UCONN Merged Marketing & PR


The school in 1998 embarked on a major reconstruction of its communications—combining PR with marketing. Scott Brohinsky made the announcement.

Input was obtained from M Booth & Assocs., New York, and a “wide variety of individuals including trustees, the administration, the deans, the regional campuses and Health Center,” he said. “It represents a sea change in the way the institution thinks about communications and markets itself to its constituencies.”

One apparent aspect of this program is that UCONN set out to become a sports powerhouse. Its men’s basketball team is a “Final Four” contender in the 2011 NCAA tournament and its women’s team is a finalist for the NCAA championship March 29. Its football team made its first journey to a post-season bowl last year.

The combination of marketing and PR can result in a surplus of hype and a deficit of facts. It’s a dangerous combination that leads to all sorts of communications abuses.

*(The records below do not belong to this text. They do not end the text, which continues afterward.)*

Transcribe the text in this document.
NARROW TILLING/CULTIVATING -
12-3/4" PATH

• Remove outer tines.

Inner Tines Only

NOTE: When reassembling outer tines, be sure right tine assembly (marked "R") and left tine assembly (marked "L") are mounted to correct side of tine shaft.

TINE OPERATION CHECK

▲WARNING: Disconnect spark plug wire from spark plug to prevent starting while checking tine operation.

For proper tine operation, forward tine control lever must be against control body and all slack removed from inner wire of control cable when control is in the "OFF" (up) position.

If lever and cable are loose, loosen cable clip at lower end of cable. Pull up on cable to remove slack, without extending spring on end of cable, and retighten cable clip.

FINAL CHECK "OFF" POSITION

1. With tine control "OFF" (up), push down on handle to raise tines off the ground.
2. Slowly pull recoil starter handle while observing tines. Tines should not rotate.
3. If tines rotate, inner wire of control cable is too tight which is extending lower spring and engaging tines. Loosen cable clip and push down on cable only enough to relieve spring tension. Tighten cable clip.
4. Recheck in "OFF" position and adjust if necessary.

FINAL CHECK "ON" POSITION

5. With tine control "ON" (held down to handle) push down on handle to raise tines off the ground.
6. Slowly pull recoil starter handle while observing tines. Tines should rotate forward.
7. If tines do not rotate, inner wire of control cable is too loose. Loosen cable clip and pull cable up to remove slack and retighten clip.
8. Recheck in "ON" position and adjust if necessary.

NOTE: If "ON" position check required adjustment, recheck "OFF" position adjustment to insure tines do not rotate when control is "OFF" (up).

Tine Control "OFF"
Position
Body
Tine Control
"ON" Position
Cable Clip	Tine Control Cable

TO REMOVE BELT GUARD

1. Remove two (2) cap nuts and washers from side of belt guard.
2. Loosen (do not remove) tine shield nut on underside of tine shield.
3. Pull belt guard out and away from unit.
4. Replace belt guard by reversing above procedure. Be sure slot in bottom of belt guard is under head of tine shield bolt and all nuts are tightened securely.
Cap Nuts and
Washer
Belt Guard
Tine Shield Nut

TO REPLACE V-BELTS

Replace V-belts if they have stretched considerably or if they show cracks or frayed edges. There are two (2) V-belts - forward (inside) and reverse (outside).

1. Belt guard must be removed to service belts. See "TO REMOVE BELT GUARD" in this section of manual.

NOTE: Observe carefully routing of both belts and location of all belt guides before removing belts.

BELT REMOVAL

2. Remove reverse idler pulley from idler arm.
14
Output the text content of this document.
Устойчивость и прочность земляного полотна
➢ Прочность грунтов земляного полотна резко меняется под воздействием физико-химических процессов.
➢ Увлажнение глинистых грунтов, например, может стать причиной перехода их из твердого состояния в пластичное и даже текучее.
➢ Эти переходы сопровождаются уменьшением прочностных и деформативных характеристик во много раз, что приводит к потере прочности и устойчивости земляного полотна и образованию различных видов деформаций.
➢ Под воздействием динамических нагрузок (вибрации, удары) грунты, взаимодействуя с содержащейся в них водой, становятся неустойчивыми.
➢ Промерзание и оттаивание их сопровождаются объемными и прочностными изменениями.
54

One example is what happened at Virginia Tech in 2007 where “development” and “university relations” had been combined.

Two student murders were discovered in a dorm at 7:15 a.m. on April 16. Instead of immediately alerting the campus that a murderer was on the loose, eight VT officials met at about 8:30 a.m. and decided to sit on this negative news while police sought a possible suspect (link, sub req'd).

Marketing triumphed over information and resulted in 30 more deaths. Parents of the deceased, media, students and the public were outraged at this failure to communicate. PR at one time had a large “public information” element but it’s been a long time since I heard such words in connection with PR.